🎥 Video 12C Transcript: How to Multiply More Church Community Chaplains Wisely

Hi, I am Haley, a Christian Leaders Institute presenter.

A healthy Church Community Chaplaincy ministry should be able to multiply.

But multiplication must be wise.

The church should not appoint people simply because they are friendly, available, popular, or eager. Warmth matters, but warmth alone is not enough. A Church Community Chaplain needs maturity, humility, discretion, teachability, emotional steadiness, respect for pastors, elders, and deacons, and a willingness to serve within clear boundaries.
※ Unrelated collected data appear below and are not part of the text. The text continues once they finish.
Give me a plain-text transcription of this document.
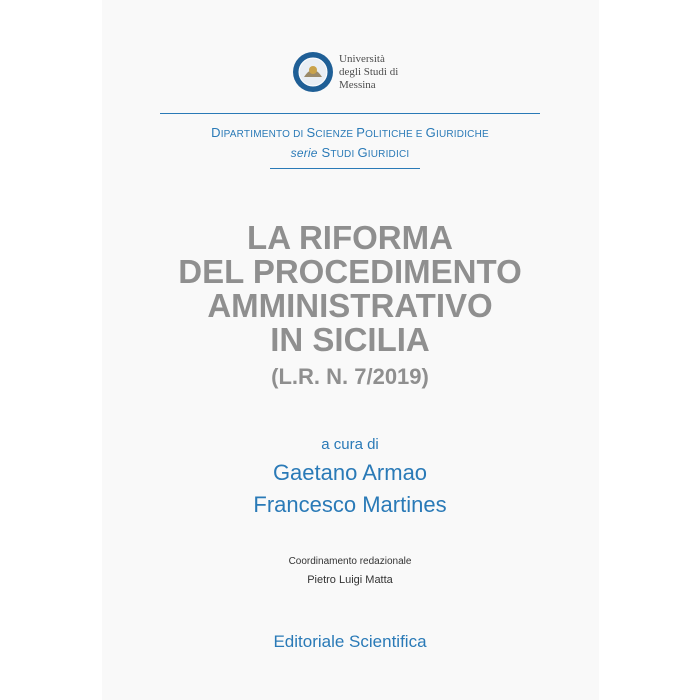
Università
degli Studi di
Messina
DIPARTIMENTO DI SCIENZE POLITICHE E GIURIDICHE
serie STUDI GIURIDICI
LA RIFORMA
DEL PROCEDIMENTO
AMMINISTRATIVO
IN SICILIA
(L.R. N. 7/2019)
a cura di
Gaetano Armao
Francesco Martines
Coordinamento redazionale
Pietro Luigi Matta
Editoriale Scientifica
The first step is discernment.

Who already notices people well?
Who listens without spreading information?
Who prays without pressure?
Who encourages without controlling?
Who respects church leadership?
Who avoids gossip?
Who can say, “That is beyond my role,” without shame?
Who can care for hurting people without needing to be the hero?

The second step is training.

Chaplains need shared language. They need to understand confidentiality with limits, consent-based prayer, Scripture with wise timing, no back-channel communication, proper escalation, referral awareness, and the difference between chaplaincy care and pastoral authority, elder oversight, deacon responsibility, counseling, and crisis intervention.
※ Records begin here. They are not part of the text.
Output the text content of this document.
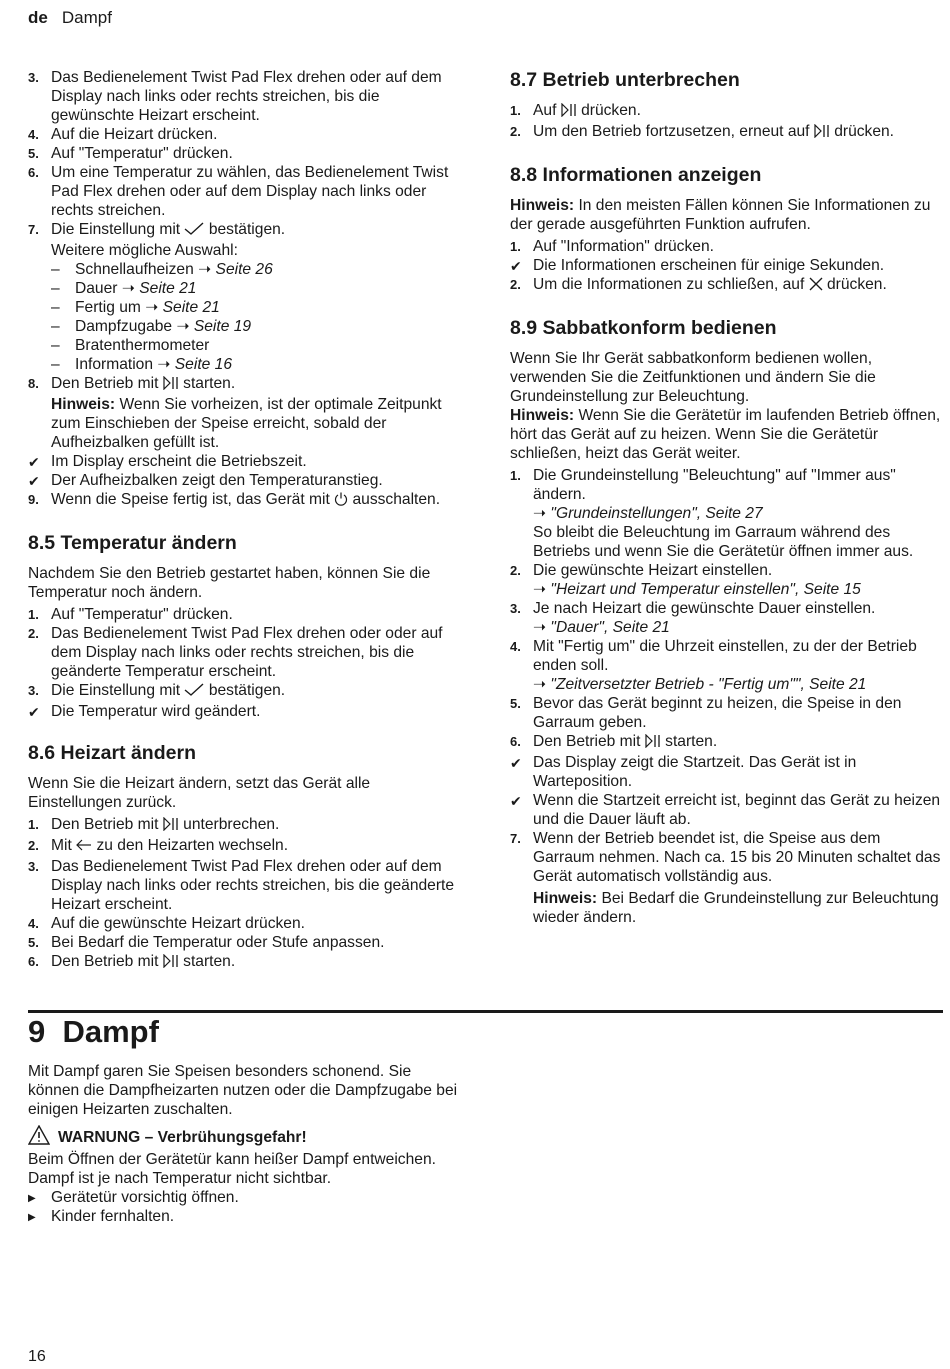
de Dampf
3. Das Bedienelement Twist Pad Flex drehen oder auf dem Display nach links oder rechts streichen, bis die gewünschte Heizart erscheint.
4. Auf die Heizart drücken.
5. Auf "Temperatur" drücken.
6. Um eine Temperatur zu wählen, das Bedienelement Twist Pad Flex drehen oder auf dem Display nach links oder rechts streichen.
7. Die Einstellung mit bestätigen.
Weitere mögliche Auswahl:
– Schnellaufheizen ➝ Seite 26
– Dauer ➝ Seite 21
– Fertig um ➝ Seite 21
– Dampfzugabe ➝ Seite 19
– Bratenthermometer
– Information ➝ Seite 16
8. Den Betrieb mit starten.
Hinweis: Wenn Sie vorheizen, ist der optimale Zeitpunkt zum Einschieben der Speise erreicht, sobald der Aufheizbalken gefüllt ist.
✔ Im Display erscheint die Betriebszeit.
✔ Der Aufheizbalken zeigt den Temperaturanstieg.
9. Wenn die Speise fertig ist, das Gerät mit ausschalten.
8.5 Temperatur ändern
Nachdem Sie den Betrieb gestartet haben, können Sie die Temperatur noch ändern.
1. Auf "Temperatur" drücken.
2. Das Bedienelement Twist Pad Flex drehen oder oder auf dem Display nach links oder rechts streichen, bis die geänderte Temperatur erscheint.
3. Die Einstellung mit bestätigen.
✔ Die Temperatur wird geändert.
8.6 Heizart ändern
Wenn Sie die Heizart ändern, setzt das Gerät alle Einstellungen zurück.
1. Den Betrieb mit unterbrechen.
2. Mit zu den Heizarten wechseln.
3. Das Bedienelement Twist Pad Flex drehen oder auf dem Display nach links oder rechts streichen, bis die geänderte Heizart erscheint.
4. Auf die gewünschte Heizart drücken.
5. Bei Bedarf die Temperatur oder Stufe anpassen.
6. Den Betrieb mit starten.
8.7 Betrieb unterbrechen
1. Auf drücken.
2. Um den Betrieb fortzusetzen, erneut auf drücken.
8.8 Informationen anzeigen
Hinweis: In den meisten Fällen können Sie Informationen zu der gerade ausgeführten Funktion aufrufen.
1. Auf "Information" drücken.
✔ Die Informationen erscheinen für einige Sekunden.
2. Um die Informationen zu schließen, auf drücken.
8.9 Sabbatkonform bedienen
Wenn Sie Ihr Gerät sabbatkonform bedienen wollen, verwenden Sie die Zeitfunktionen und ändern Sie die Grundeinstellung zur Beleuchtung.
Hinweis: Wenn Sie die Gerätetür im laufenden Betrieb öffnen, hört das Gerät auf zu heizen. Wenn Sie die Gerätetür schließen, heizt das Gerät weiter.
1. Die Grundeinstellung "Beleuchtung" auf "Immer aus" ändern.
➝ "Grundeinstellungen", Seite 27
So bleibt die Beleuchtung im Garraum während des Betriebs und wenn Sie die Gerätetür öffnen immer aus.
2. Die gewünschte Heizart einstellen.
➝ "Heizart und Temperatur einstellen", Seite 15
3. Je nach Heizart die gewünschte Dauer einstellen.
➝ "Dauer", Seite 21
4. Mit "Fertig um" die Uhrzeit einstellen, zu der der Betrieb enden soll.
➝ "Zeitversetzter Betrieb - "Fertig um"", Seite 21
5. Bevor das Gerät beginnt zu heizen, die Speise in den Garraum geben.
6. Den Betrieb mit starten.
✔ Das Display zeigt die Startzeit. Das Gerät ist in Warteposition.
✔ Wenn die Startzeit erreicht ist, beginnt das Gerät zu heizen und die Dauer läuft ab.
7. Wenn der Betrieb beendet ist, die Speise aus dem Garraum nehmen. Nach ca. 15 bis 20 Minuten schaltet das Gerät automatisch vollständig aus.
Hinweis: Bei Bedarf die Grundeinstellung zur Beleuchtung wieder ändern.
9  Dampf
Mit Dampf garen Sie Speisen besonders schonend. Sie können die Dampfheizarten nutzen oder die Dampfzugabe bei einigen Heizarten zuschalten.
WARNUNG – Verbrühungsgefahr!
Beim Öffnen der Gerätetür kann heißer Dampf entweichen. Dampf ist je nach Temperatur nicht sichtbar.
▶ Gerätetür vorsichtig öffnen.
▶ Kinder fernhalten.
16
The third step is appointment.

A Church Community Chaplain does not self-appoint. The chaplain serves by delegated trust. Depending on local church polity, the chaplain may serve at the pleasure of the Lead Pastor, at the will of the elders, or under the recognized appointment structure of the church.
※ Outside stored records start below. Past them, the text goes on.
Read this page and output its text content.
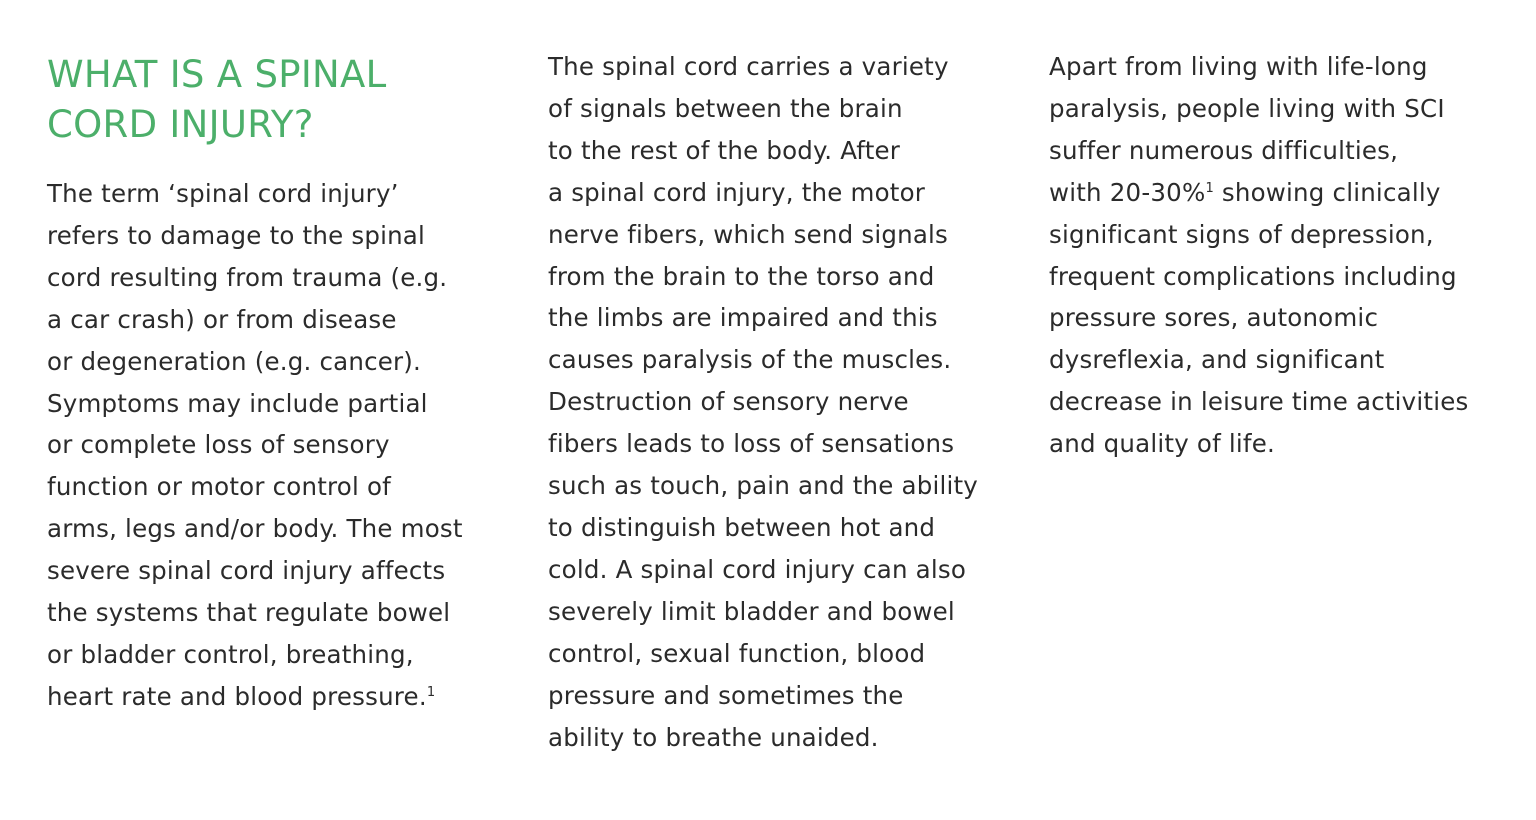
WHAT IS A SPINAL
CORD INJURY?

The term ‘spinal cord injury’
refers to damage to the spinal
cord resulting from trauma (e.g.
a car crash) or from disease
or degeneration (e.g. cancer).
Symptoms may include partial
or complete loss of sensory
function or motor control of
arms, legs and/or body. The most
severe spinal cord injury affects
the systems that regulate bowel
or bladder control, breathing,
heart rate and blood pressure.$^1$

The spinal cord carries a variety
of signals between the brain
to the rest of the body. After
a spinal cord injury, the motor
nerve fibers, which send signals
from the brain to the torso and
the limbs are impaired and this
causes paralysis of the muscles.
Destruction of sensory nerve
fibers leads to loss of sensations
such as touch, pain and the ability
to distinguish between hot and
cold. A spinal cord injury can also
severely limit bladder and bowel
control, sexual function, blood
pressure and sometimes the
ability to breathe unaided.

Apart from living with life-long
paralysis, people living with SCI
suffer numerous difficulties,
with 20-30%$^1$ showing clinically
significant signs of depression,
frequent complications including
pressure sores, autonomic
dysreflexia, and significant
decrease in leisure time activities
and quality of life.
The fourth step is public clarity.

The congregation should know who the chaplains are, what they do, what they do not do, and how they serve. Public recognition may happen through commissioning, installation, blessing, licensing, consecration, or ordination according to the church’s convictions and polity.

The fifth step is ongoing support.

Chaplains need regular check-ins, prayer, debriefing, continuing training, and a clear person to contact when something exceeds their role. They also need permission to rest. Sustainable care requires sustainable caregivers.

The sixth step is evaluation.

Is the ministry strengthening the church? Are pastors supported? Are elders honored? Are deacons helped? Are volunteers encouraged? Are people being moved toward healthy communication and proper care? Are boundaries being kept?

Multiplication is not merely adding more helpers.

It is forming faithful care servants who strengthen the body of Christ with humility, clarity, and love.

When more chaplains are trained wisely, the local church becomes better able to notice, encourage, visit, pray, follow up, and connect people to care.

This is care multiplication without church confusion.